First, develop alternative technologies for carbon capture to reduce costs. Innovative technologies such as metal hydroxide and metal organic frameworks should be considered to bring down the cost of carbon capture.
Second, include CCU under India’s National Green Hydrogen Mission, which aims to make the country a global hub for the production, usage and export of green hydrogen. Green hydrogen is fundamental for the production of synthetic hydrocarbons, and so the national mission should be extended to include targets and incentives for CCU products.
Third, assess and explore basalt resources as a priority. Detailed mapping and assessment of basalt is required to determine its true storage potential and identify locations for carbon injection. Pilots are also needed to determine feasibility, identify operational constraints, and give confidence to the industry that CCS is possible in India.
It is time for India to actively consider and develop CCUS technologies across its industries
Fourth, license acreage for CCS development. Providing land exploration licences to public sector undertakings or private parties will accelerate the identification and development of potential CO₂ reservoirs. The government can then generate revenue based on the amount of CO₂ injected and stored.
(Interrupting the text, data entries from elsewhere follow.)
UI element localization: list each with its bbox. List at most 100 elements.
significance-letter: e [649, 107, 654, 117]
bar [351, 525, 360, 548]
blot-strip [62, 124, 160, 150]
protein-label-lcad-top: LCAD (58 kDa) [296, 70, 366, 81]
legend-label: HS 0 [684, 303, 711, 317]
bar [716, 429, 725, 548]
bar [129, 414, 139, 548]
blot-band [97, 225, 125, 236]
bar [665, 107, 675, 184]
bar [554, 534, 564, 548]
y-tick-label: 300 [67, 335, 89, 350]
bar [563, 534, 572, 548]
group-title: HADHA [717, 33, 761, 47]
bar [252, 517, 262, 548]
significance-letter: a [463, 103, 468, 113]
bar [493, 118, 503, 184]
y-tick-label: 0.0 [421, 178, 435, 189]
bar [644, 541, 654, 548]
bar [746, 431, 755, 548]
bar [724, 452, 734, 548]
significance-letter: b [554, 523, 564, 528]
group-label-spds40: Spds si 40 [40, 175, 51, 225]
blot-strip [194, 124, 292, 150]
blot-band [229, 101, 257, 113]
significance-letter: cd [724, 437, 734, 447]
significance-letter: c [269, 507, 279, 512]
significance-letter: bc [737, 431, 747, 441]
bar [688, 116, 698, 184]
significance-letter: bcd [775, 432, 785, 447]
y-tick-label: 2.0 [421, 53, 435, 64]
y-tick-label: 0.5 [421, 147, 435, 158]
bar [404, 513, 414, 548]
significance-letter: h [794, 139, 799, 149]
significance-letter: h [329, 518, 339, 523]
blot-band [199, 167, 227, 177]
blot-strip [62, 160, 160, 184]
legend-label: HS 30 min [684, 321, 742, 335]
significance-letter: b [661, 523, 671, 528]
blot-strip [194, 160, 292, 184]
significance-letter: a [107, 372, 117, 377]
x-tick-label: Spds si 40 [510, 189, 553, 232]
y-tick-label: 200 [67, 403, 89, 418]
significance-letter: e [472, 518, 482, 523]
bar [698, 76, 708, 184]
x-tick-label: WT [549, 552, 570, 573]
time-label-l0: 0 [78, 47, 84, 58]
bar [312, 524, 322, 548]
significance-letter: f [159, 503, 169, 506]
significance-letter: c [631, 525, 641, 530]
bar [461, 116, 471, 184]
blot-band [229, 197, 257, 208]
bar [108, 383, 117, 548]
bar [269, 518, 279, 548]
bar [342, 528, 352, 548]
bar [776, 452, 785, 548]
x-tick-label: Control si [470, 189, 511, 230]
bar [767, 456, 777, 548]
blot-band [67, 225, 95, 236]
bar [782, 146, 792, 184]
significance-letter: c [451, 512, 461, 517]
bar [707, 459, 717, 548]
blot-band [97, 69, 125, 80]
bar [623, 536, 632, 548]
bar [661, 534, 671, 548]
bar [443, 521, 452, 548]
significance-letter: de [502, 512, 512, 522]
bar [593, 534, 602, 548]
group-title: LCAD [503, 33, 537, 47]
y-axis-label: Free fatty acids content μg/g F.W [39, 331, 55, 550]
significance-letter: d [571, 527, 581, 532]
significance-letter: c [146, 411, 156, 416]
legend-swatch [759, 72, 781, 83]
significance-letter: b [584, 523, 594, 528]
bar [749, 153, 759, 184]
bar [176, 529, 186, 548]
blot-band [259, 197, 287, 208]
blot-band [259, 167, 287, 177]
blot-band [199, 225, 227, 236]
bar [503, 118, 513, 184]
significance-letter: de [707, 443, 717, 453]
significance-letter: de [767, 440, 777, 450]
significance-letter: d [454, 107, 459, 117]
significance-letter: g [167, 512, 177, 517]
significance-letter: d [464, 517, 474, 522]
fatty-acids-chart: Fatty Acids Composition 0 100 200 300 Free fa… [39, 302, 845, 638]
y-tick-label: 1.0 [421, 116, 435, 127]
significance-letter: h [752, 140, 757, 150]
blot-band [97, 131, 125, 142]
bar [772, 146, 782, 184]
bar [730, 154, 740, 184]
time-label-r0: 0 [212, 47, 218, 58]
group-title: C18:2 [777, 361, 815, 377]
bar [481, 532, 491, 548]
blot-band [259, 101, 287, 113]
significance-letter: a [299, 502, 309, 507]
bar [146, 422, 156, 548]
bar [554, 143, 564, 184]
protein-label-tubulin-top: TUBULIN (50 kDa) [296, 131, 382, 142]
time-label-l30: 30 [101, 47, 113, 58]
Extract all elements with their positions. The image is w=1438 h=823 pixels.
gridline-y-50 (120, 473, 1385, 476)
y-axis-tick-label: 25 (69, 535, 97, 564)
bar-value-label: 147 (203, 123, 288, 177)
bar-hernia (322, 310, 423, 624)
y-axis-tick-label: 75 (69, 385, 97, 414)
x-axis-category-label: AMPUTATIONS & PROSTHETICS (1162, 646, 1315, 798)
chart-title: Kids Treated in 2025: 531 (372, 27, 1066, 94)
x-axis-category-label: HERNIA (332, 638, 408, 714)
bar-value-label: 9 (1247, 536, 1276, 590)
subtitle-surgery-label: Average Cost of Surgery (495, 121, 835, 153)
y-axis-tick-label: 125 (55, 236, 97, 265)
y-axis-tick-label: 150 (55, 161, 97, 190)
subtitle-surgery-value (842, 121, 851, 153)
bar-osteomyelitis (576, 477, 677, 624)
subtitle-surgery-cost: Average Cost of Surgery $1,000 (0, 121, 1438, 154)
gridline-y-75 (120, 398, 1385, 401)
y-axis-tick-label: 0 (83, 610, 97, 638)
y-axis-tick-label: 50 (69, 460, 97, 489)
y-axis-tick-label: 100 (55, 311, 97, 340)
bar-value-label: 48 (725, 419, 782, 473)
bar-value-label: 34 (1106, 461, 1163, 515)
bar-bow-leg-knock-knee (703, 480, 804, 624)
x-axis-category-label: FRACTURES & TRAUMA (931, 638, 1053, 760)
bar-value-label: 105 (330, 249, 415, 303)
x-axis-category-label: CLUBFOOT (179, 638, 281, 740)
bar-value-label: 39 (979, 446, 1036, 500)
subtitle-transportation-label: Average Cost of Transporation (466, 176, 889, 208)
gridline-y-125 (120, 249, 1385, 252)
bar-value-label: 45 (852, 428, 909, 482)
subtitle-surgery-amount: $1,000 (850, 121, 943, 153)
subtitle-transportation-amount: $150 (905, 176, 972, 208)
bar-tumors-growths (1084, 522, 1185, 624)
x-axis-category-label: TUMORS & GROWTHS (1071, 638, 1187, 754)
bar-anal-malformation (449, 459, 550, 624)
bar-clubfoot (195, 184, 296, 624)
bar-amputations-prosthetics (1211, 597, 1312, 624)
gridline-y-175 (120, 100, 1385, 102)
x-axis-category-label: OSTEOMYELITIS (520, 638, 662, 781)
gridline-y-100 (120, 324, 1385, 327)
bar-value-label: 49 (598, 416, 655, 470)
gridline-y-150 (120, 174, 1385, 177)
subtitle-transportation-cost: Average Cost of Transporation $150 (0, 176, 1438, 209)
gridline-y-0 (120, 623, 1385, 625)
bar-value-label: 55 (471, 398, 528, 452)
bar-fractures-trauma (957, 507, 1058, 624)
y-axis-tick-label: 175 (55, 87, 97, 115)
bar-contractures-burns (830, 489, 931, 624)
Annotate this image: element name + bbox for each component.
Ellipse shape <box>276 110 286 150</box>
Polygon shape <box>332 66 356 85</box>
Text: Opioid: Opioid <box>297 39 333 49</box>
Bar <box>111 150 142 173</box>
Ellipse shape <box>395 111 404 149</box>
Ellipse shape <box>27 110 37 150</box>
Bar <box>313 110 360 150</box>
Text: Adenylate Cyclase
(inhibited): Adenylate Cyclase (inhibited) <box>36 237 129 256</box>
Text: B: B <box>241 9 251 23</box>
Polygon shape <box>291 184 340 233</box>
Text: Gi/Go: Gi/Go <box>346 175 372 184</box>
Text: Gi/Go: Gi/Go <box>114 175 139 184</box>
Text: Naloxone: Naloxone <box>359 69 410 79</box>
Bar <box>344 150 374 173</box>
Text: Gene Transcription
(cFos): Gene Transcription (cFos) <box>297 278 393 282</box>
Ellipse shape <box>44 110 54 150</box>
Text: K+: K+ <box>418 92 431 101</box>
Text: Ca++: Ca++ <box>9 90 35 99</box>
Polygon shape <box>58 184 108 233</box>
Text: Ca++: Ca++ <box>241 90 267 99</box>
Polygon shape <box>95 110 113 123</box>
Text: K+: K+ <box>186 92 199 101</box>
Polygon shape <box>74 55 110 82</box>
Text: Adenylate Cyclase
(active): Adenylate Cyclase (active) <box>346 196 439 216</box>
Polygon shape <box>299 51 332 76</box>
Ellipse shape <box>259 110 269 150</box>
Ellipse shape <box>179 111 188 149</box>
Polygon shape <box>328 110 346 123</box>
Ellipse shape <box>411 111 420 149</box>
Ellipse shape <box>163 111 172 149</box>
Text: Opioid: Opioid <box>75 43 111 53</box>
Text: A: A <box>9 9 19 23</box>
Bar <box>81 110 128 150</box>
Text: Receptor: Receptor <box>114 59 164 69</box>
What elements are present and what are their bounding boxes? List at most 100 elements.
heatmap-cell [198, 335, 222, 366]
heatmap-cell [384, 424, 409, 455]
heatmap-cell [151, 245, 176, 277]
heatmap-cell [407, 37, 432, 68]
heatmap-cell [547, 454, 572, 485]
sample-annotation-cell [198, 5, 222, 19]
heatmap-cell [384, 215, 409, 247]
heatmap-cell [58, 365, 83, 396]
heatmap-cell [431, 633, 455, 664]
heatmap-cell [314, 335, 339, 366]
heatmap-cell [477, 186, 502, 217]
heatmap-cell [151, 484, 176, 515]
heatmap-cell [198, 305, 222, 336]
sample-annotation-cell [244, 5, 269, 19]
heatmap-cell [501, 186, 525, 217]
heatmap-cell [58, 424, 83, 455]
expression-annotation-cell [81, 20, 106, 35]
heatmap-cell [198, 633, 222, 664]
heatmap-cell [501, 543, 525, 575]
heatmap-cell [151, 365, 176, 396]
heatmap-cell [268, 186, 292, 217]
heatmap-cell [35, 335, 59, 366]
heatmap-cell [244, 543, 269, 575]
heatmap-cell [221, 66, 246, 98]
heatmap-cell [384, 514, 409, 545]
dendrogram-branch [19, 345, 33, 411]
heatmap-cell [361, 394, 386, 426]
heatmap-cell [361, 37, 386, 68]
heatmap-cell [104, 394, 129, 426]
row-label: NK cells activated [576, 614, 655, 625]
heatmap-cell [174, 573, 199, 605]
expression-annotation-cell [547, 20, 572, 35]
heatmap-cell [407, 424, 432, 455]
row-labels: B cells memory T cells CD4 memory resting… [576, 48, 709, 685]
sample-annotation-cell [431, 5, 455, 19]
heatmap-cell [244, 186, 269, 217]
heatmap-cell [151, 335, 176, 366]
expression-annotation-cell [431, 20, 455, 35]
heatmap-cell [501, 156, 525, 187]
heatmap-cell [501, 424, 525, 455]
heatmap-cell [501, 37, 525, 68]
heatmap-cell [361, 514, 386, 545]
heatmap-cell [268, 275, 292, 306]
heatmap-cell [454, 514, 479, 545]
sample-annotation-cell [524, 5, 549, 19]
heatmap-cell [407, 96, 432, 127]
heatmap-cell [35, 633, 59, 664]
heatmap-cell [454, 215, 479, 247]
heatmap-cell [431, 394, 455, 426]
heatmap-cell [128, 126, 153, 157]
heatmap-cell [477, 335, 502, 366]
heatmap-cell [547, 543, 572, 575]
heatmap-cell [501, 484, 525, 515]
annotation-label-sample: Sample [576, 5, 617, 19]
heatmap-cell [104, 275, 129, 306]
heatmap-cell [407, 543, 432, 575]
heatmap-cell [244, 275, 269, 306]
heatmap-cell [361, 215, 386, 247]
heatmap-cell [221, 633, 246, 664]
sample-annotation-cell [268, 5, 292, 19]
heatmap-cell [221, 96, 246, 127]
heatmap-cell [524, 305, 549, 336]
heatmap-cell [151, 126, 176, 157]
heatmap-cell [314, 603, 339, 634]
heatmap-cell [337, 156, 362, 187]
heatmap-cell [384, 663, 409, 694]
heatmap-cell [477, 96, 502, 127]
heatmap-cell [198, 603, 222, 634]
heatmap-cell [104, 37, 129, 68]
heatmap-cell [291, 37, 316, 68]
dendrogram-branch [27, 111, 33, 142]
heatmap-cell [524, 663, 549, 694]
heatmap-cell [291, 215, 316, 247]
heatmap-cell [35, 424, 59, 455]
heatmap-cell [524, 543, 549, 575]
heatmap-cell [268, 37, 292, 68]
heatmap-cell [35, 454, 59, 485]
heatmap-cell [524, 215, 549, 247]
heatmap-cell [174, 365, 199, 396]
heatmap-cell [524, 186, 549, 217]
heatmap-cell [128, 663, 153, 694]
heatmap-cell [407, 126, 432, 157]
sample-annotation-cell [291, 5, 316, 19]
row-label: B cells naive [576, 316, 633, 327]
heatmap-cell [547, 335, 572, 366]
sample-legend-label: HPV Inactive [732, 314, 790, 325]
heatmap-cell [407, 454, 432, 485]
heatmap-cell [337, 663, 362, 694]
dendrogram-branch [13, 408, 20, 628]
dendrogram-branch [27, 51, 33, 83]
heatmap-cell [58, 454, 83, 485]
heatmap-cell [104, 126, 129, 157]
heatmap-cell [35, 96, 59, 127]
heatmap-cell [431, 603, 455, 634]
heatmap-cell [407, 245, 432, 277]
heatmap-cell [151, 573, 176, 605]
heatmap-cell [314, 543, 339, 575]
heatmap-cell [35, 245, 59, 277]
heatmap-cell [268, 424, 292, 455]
Fifth, develop and update existing industry standards and regulations to incorporate carbon capture and storage. Regulations for transporting CO₂, operating CCUS sites and safety standards need to be developed to avoid potential hazards such as CO₂ leakage or groundwater contamination.
And finally, build a collaborative research network. Experience and learnings from other geographies (such as the United States, Iceland, Norway and Australia, which already have operational CCS facilities) will help accelerate the development of CCS in India.
India is charging towards decarbonisation, embracing renewables and aspiring to lead in green hydrogen. To solidify its net-zero goals, it is time for India to actively consider and develop CCUS technologies across its industries.